Bereits am 3. Februar 2011 hat der Kläger beim SG wegen der vollständigen Minderung für Januar bis März 2011 Klage erhoben und über sein Vorbringen in den bisherigen Anhörungs- und Widerspruchsverfahren hinaus geltend gemacht, die in dem eine Eingliederungsvereinbarung ersetzenden Verwaltungsakt für die Folgezeit gewählte neue Formulierung zeige die Rechtswidrigkeit der bisherigen Auslegung der alten Eingliederungsvereinbarung.

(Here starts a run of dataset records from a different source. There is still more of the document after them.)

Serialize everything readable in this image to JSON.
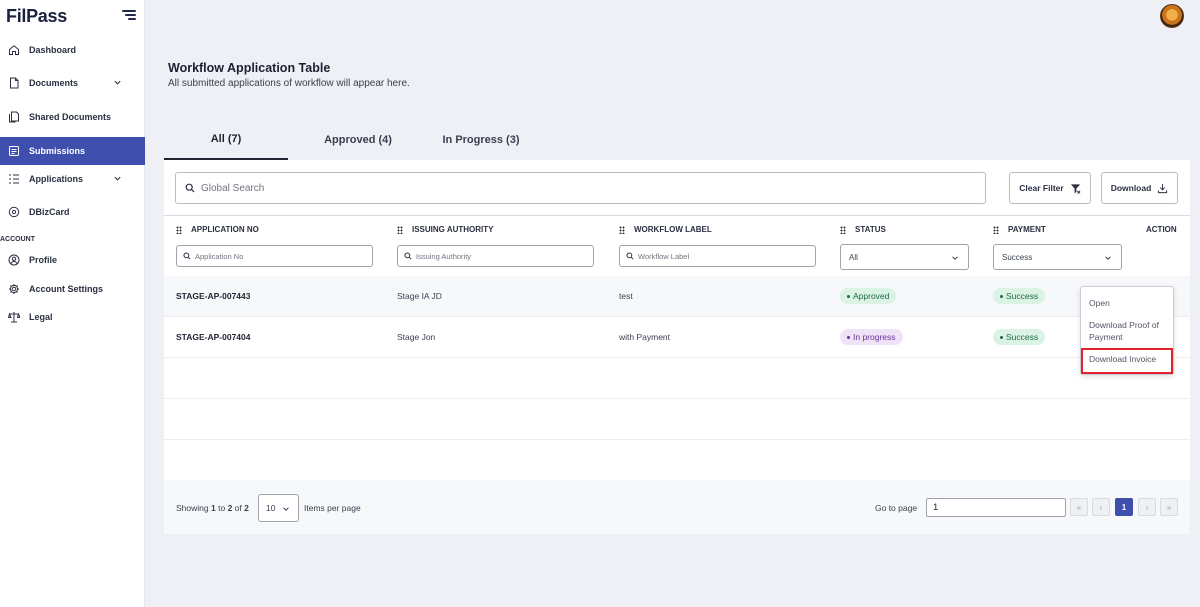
{
  "app": {
    "logo": "FilPass"
  },
  "sidebar": {
    "items": [
      {
        "label": "Dashboard",
        "icon": "home-icon"
      },
      {
        "label": "Documents",
        "icon": "document-icon"
      },
      {
        "label": "Shared Documents",
        "icon": "shared-documents-icon"
      },
      {
        "label": "Submissions",
        "icon": "submissions-icon"
      },
      {
        "label": "Applications",
        "icon": "applications-icon"
      },
      {
        "label": "DBizCard",
        "icon": "card-icon"
      }
    ],
    "account_label": "ACCOUNT",
    "account_items": [
      {
        "label": "Profile",
        "icon": "profile-icon"
      },
      {
        "label": "Account Settings",
        "icon": "gear-icon"
      },
      {
        "label": "Legal",
        "icon": "scale-icon"
      }
    ]
  },
  "page": {
    "title": "Workflow Application Table",
    "subtitle": "All submitted applications of workflow will appear here."
  },
  "tabs": [
    {
      "label": "All (7)"
    },
    {
      "label": "Approved (4)"
    },
    {
      "label": "In Progress (3)"
    }
  ],
  "toolbar": {
    "search_placeholder": "Global Search",
    "clear_filter": "Clear Filter",
    "download": "Download"
  },
  "table": {
    "columns": [
      "APPLICATION NO",
      "ISSUING AUTHORITY",
      "WORKFLOW LABEL",
      "STATUS",
      "PAYMENT",
      "ACTION"
    ],
    "filters": {
      "application_no": "Application No",
      "issuing_authority": "Issuing Authority",
      "workflow_label": "Workflow Label",
      "status": "All",
      "payment": "Success"
    },
    "rows": [
      {
        "application_no": "STAGE-AP-007443",
        "issuing_authority": "Stage IA JD",
        "workflow_label": "test",
        "status": "Approved",
        "payment": "Success"
      },
      {
        "application_no": "STAGE-AP-007404",
        "issuing_authority": "Stage Jon",
        "workflow_label": "with Payment",
        "status": "In progress",
        "payment": "Success"
      }
    ]
  },
  "action_menu": {
    "open": "Open",
    "download_proof_line1": "Download Proof of",
    "download_proof_line2": "Payment",
    "download_invoice": "Download Invoice"
  },
  "footer": {
    "showing_prefix": "Showing",
    "from": "1",
    "to_word": "to",
    "to": "2",
    "of_word": "of",
    "total": "2",
    "per_page": "10",
    "items_per_page": "Items per page",
    "go_to_page": "Go to page",
    "page_input": "1",
    "current_page": "1"
  },
  "colors": {
    "accent": "#3f4fae",
    "approved": "#daf3e5",
    "in_progress": "#efe3f8",
    "highlight": "#e0242b"
  }
}
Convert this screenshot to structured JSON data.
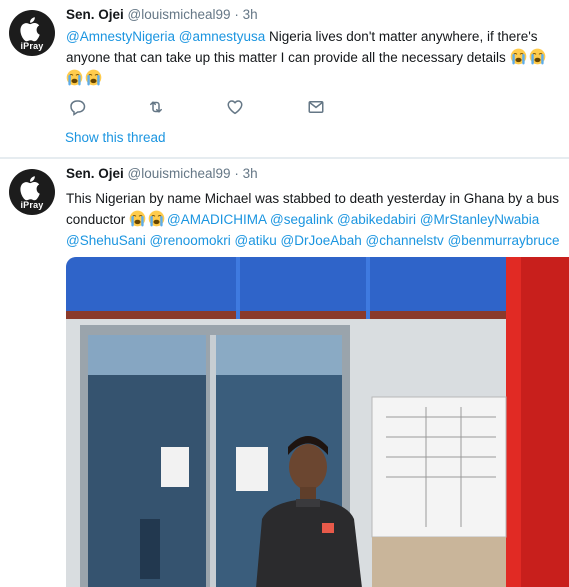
{
  "tweets": [
    {
      "name": "Sen. Ojei",
      "handle": "@louismicheal99",
      "dot": "·",
      "time": "3h",
      "avatar_label": "iPray",
      "mention_1": "@AmnestyNigeria",
      "mention_2": "@amnestyusa",
      "body": " Nigeria lives don't matter anywhere, if there's anyone that can take up this matter I can provide all the necessary details ",
      "show_thread": "Show this thread",
      "actions": [
        "reply-icon",
        "retweet-icon",
        "like-icon",
        "message-icon"
      ]
    },
    {
      "name": "Sen. Ojei",
      "handle": "@louismicheal99",
      "dot": "·",
      "time": "3h",
      "avatar_label": "iPray",
      "body": "This Nigerian by name Michael was stabbed to death yesterday in Ghana by a bus conductor ",
      "mentions": [
        "@AMADICHIMA",
        "@segalink",
        "@abikedabiri",
        "@MrStanleyNwabia",
        "@ShehuSani",
        "@renoomokri",
        "@atiku",
        "@DrJoeAbah",
        "@channelstv",
        "@benmurraybruce"
      ]
    }
  ],
  "colors": {
    "link": "#1b95e0",
    "muted": "#657786",
    "text": "#14171a",
    "divider": "#e6ecf0"
  }
}
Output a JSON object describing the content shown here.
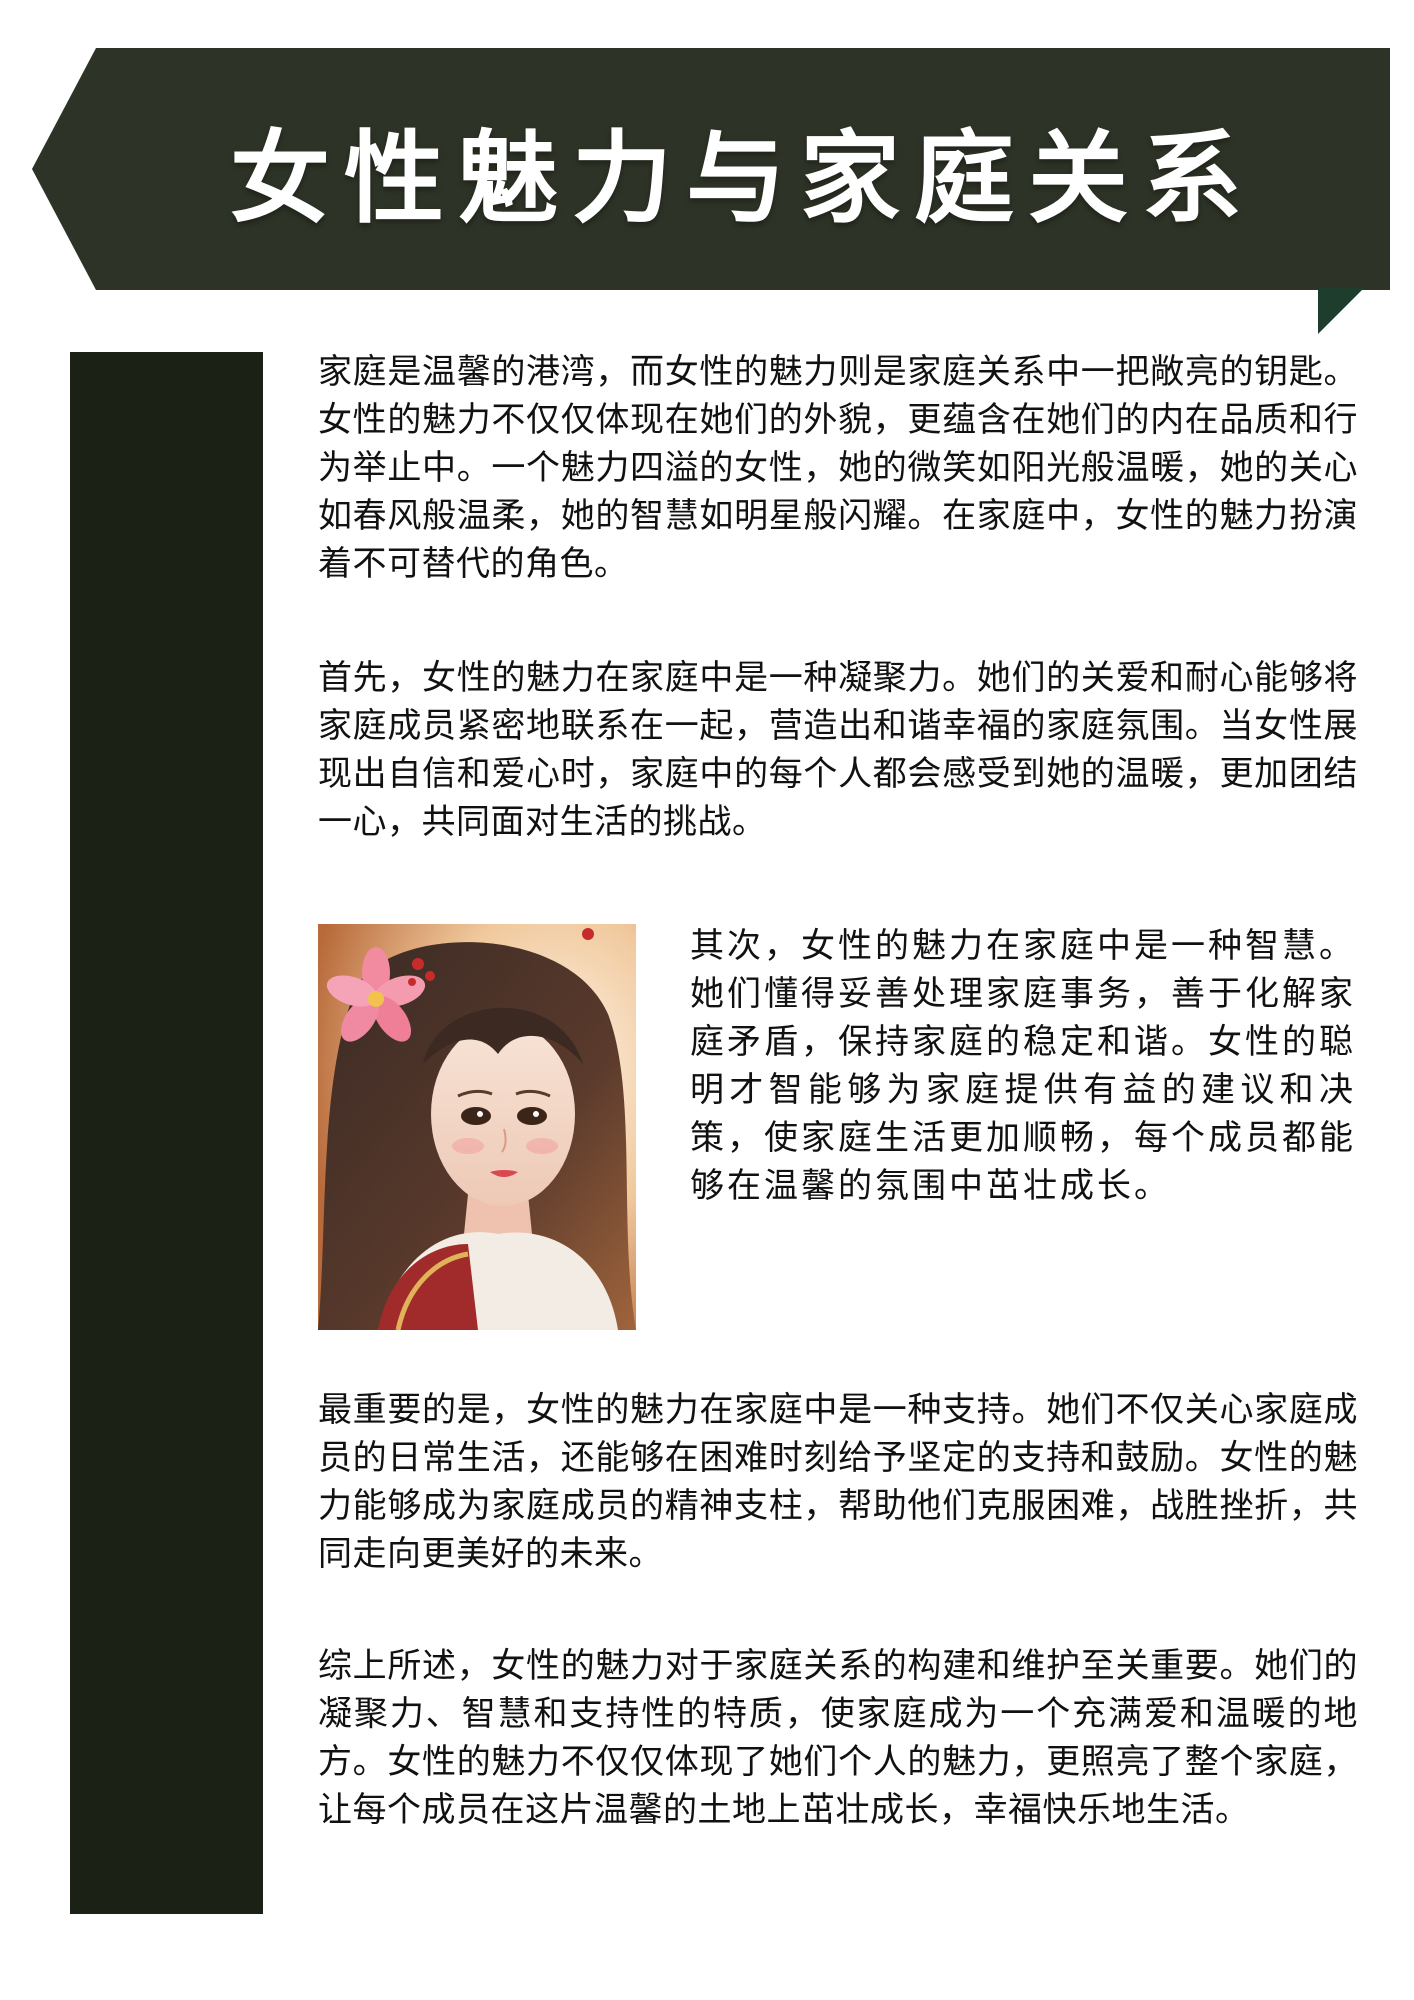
{
  "header": {
    "title": "女性魅力与家庭关系"
  },
  "article": {
    "paragraphs": [
      "家庭是温馨的港湾，而女性的魅力则是家庭关系中一把敞亮的钥匙。女性的魅力不仅仅体现在她们的外貌，更蕴含在她们的内在品质和行为举止中。一个魅力四溢的女性，她的微笑如阳光般温暖，她的关心如春风般温柔，她的智慧如明星般闪耀。在家庭中，女性的魅力扮演着不可替代的角色。",
      "首先，女性的魅力在家庭中是一种凝聚力。她们的关爱和耐心能够将家庭成员紧密地联系在一起，营造出和谐幸福的家庭氛围。当女性展现出自信和爱心时，家庭中的每个人都会感受到她的温暖，更加团结一心，共同面对生活的挑战。",
      "其次，女性的魅力在家庭中是一种智慧。她们懂得妥善处理家庭事务，善于化解家庭矛盾，保持家庭的稳定和谐。女性的聪明才智能够为家庭提供有益的建议和决策，使家庭生活更加顺畅，每个成员都能够在温馨的氛围中茁壮成长。",
      "最重要的是，女性的魅力在家庭中是一种支持。她们不仅关心家庭成员的日常生活，还能够在困难时刻给予坚定的支持和鼓励。女性的魅力能够成为家庭成员的精神支柱，帮助他们克服困难，战胜挫折，共同走向更美好的未来。",
      "综上所述，女性的魅力对于家庭关系的构建和维护至关重要。她们的凝聚力、智慧和支持性的特质，使家庭成为一个充满爱和温暖的地方。女性的魅力不仅仅体现了她们个人的魅力，更照亮了整个家庭，让每个成员在这片温馨的土地上茁壮成长，幸福快乐地生活。"
    ]
  },
  "colors": {
    "banner": "#2d3326",
    "side_bar": "#1b2114",
    "banner_fold": "#1f4a32",
    "title_text": "#ffffff",
    "body_text": "#111111"
  },
  "image": {
    "subject": "illustrated portrait of a woman with a pink flower in her hair"
  }
}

Mit Gerichtsbescheid vom 26. September 2011 hat das SG die Klage abgewiesen und zur Begründung unter anderem ausgeführt, der Kläger habe der wirksamen Verpflichtung aus der Eingliederungsvereinbarung nicht genügt. Die Stellen, auf die er sich beworben habe, seien bereits besetzt gewesen und hätten jeweils eine juristische Ausbildung verlangt, über die er nicht verfüge. Ein wichtiger Grund liege nicht vor; die Verfolgung von Schadensersatzansprüchen rechtfertige es nicht, gänzlich von eigenen Bemühungen zur Arbeitsuche abzusehen. Wegen der weiteren Einzelheiten wird auf die Entscheidungsgründe der angefochtenen Entscheidung verwiesen.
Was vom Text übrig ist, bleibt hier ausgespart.